Using science to reduce the effects of future natural hazards such as floods, droughts and earthquakes must be stepped up aa new Foresight report published today.

This was published under the 2010 to 2015 Conservative and Liberal Democrat coalition government

The use of science to reduce the effects of future natural hazards such as floods, droughts and earthquakes must be stepped up and adopted more widely according to a ****new Foresight report published today**.**

It sets out how lives, livelihoods and resources could be saved through better use of technological developments and existing risk assessment methods.

The report also urges that disaster risk reduction is routinely built in to developments as diverse as urban infrastructure, ecosystem protection and mobile telephone regulation. These measures would help reduce the cost of disasters, which has outstripped the total international aid investment over the past 20 years and led to the loss of 1.3 million lives and $2 trillion of damage.

Government Chief Science Adviser Sir John Beddington, who led the research, said:

“Death and destruction are not the inevitable consequences of natural hazards. We need to grasp this. Urbanisation over the next three decades, particularly in Africa and Asia, will continue. While this could lead to greater exposure and vulnerability, it also presents the greatest opportunity to protect large concentrations of people.

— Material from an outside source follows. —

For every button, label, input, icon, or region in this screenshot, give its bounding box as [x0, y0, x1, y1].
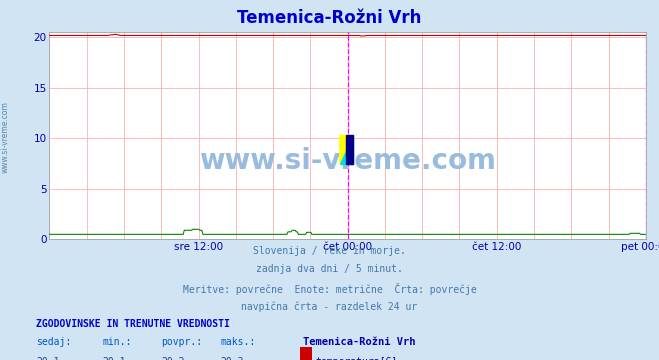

“Science already explains why disasters happen, where many of the risks lie and sometimes when. Disaster risk reduction going forward needs to be firmly rooted in high quality science-based models so that the best decisions on what works can be made.

“Further, change on a more fundamental level is required so that policy makers beyond the traditional boundaries recognise they have a part to play.”

The report outlines a number of priorities for decision makers on improving the science and how it is used in disaster risk reduction, including:

  • Understanding what works and what does not work in reducing risks is critical. Easily accessed, robust evidence on costs and benefits is badly needed
  • Like the insurance industry, the view of the future needs to be rooted in science based risk models. Research effort is needed to make models of disaster risk work with each other and produce easy to use forecasts of disaster risk
  • The next generation of supercomputers and satellites will greatly strengthen disaster forecasting.  International collaboration could make this expensive scientific infrastructure affordable.

Secretary of State for International Development, Justine Greening said:

“Natural disasters hit those in the developing world particularly hard. But the developed world is not immune, as we saw with Hurricane Sandy in the US and the Caribbean last month.

“Resilience is about boosting a country’s ability to deal with disasters- whether it is helping people in earthquake zones build to withstand shocks or helping poor farmers to grow drought-resistant crops. Reducing the impact of natural disasters saves money, lives and livelihoods, especially in developing countries.”